Now comes the present-day White House with a stunningly sluggish Hooverian mentality on matters of far greater import, in the long run, than severe economic woes: to wit, global warming. Referring to his own administration's oxymoronically titled"Climate Action Report" as something"put out by the bureaucracy," the president has finally, though snidely, acknowledged the egregious effects of carbon dioxide, nitrogen oxide, sulfur dioxide, and mercury brimming over, around, and beneath us. Sure the atmosphere is heating up, admits W. Sure it'll get even hotter. And yep, that'll cause polar caps to melt, causing the seas to rise and thus causing the loss of water supplies, Rocky Mountain meadows, coastal wetlands, coral reefs, barrier islands, and even the loss of some sand in which he has head obstinately stuck.

And what does the president plan on doing about these less than sanguine environmental expectations? One indigenous, 2-toed White House struthio camelus announced the newly issued report compels the nation"to move forward on the president's strategies for addressing the challenge of climate change." The real challenge, though, lies in finding the strategies--any effective ones, that is.. We are told they're out there; somewhere, presumably, on the smog-clouded horizon above rising tides.

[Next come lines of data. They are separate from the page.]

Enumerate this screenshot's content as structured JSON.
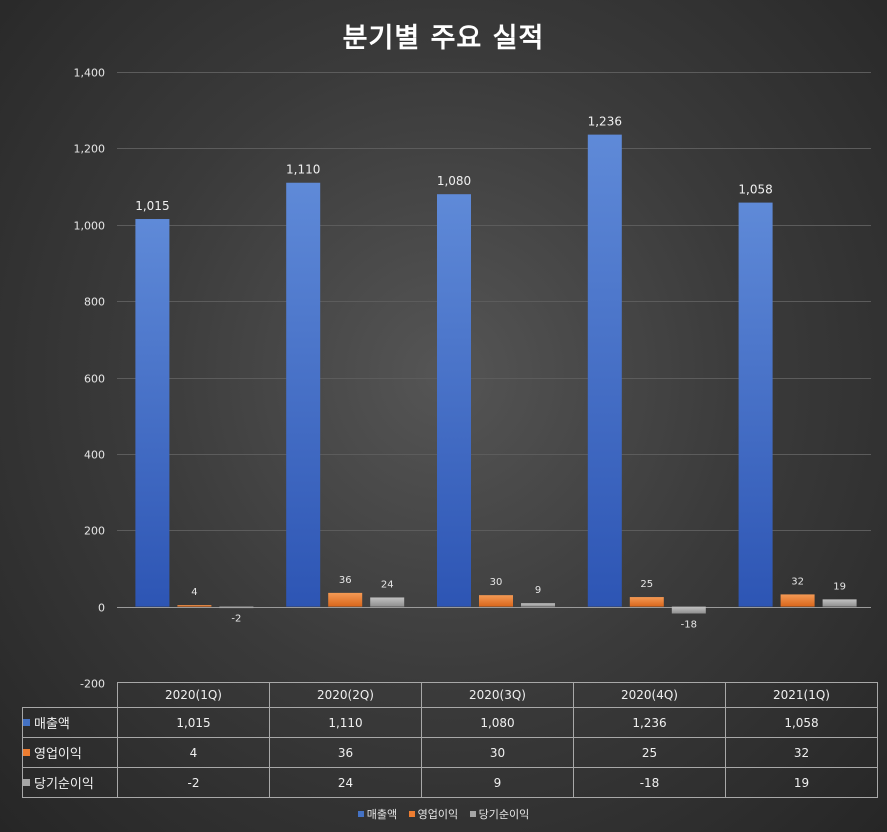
{
  "chart_data": {
    "type": "bar",
    "title": "분기별 주요 실적",
    "categories": [
      "2020(1Q)",
      "2020(2Q)",
      "2020(3Q)",
      "2020(4Q)",
      "2021(1Q)"
    ],
    "series": [
      {
        "name": "매출액",
        "values": [
          1015,
          1110,
          1080,
          1236,
          1058
        ],
        "labels": [
          "1,015",
          "1,110",
          "1,080",
          "1,236",
          "1,058"
        ],
        "color": "#4472c4"
      },
      {
        "name": "영업이익",
        "values": [
          4,
          36,
          30,
          25,
          32
        ],
        "labels": [
          "4",
          "36",
          "30",
          "25",
          "32"
        ],
        "color": "#ed7d31"
      },
      {
        "name": "당기순이익",
        "values": [
          -2,
          24,
          9,
          -18,
          19
        ],
        "labels": [
          "-2",
          "24",
          "9",
          "-18",
          "19"
        ],
        "color": "#a5a5a5"
      }
    ],
    "yticks": [
      -200,
      0,
      200,
      400,
      600,
      800,
      1000,
      1200,
      1400
    ],
    "ytick_labels": [
      "-200",
      "0",
      "200",
      "400",
      "600",
      "800",
      "1,000",
      "1,200",
      "1,400"
    ],
    "ylim": [
      -200,
      1400
    ],
    "grid": true,
    "legend": "bottom",
    "data_table": true
  }
}
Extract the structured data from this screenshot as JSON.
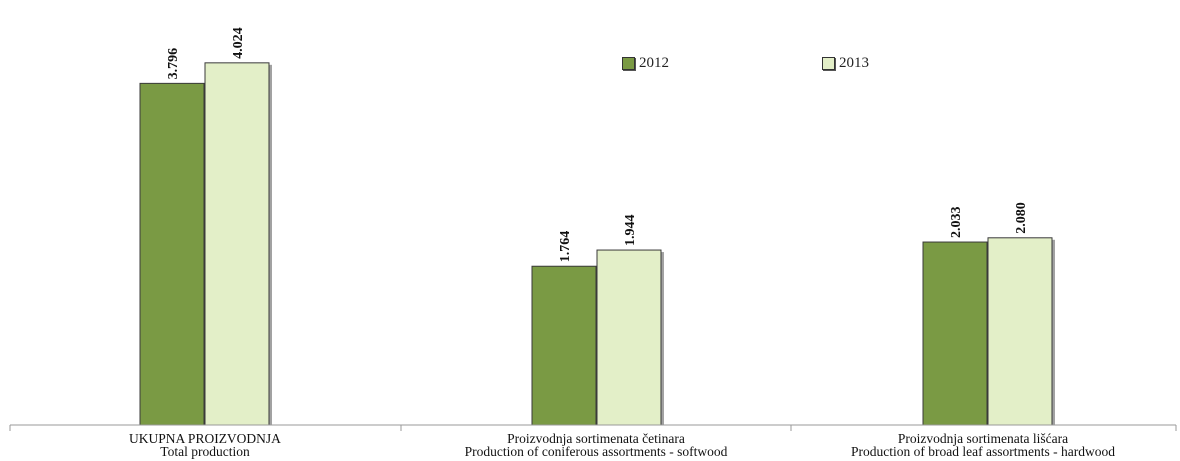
{
  "chart_data": {
    "type": "bar",
    "categories": [
      [
        "UKUPNA PROIZVODNJA",
        "Total production"
      ],
      [
        "Proizvodnja sortimenata četinara",
        "Production of coniferous assortments - softwood"
      ],
      [
        "Proizvodnja sortimenata lišćara",
        "Production of broad leaf assortments - hardwood"
      ]
    ],
    "series": [
      {
        "name": "2012",
        "values": [
          3796,
          1764,
          2033
        ],
        "labels": [
          "3.796",
          "1.764",
          "2.033"
        ],
        "color": "#7a9a44"
      },
      {
        "name": "2013",
        "values": [
          4024,
          1944,
          2080
        ],
        "labels": [
          "4.024",
          "1.944",
          "2.080"
        ],
        "color": "#e3efc8"
      }
    ],
    "ylim": [
      0,
      4500
    ],
    "grid": false,
    "legend": "top-right"
  }
}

Because W. possesses that uncanny knack for boiling complexities down to their simple essence, his sole strategy is this: a Hooveresque gestalt-kind-of-vision-thing, in which he'll phone up a few campaign contributors--those belching, sky-blackening utilities most addicted to atmospheric toxins--and ask them to please cut down on their smoking. At least a little. But for heaven's sake don't get the idea W. might get brutish about this. He'd trade a Rocky Mountain meadow for a smokestack full of campaign cash any old day, so he's willing to be reasonable. As for coral reefs and sandy-white beaches? Well hell, who can afford to vacation pleasantly these days anyway, what with corporate-executive vultures keeping a sharp eye on wages so there's more to spend on pretty parachutes.

For 22nd-century historians, 2002 could be the year that replaces 1929 as a more significant benchmark of failed government and tragic consequences; the year in which government--with educated hindsight on volunteerism's limitations--knew what needed to be done and blithely did nothing. Future historians surely will be mindful of 2002's failures, because they'll be up to their keesters in salt water--thanks to Bush II and its noble reinvention of Hooverism.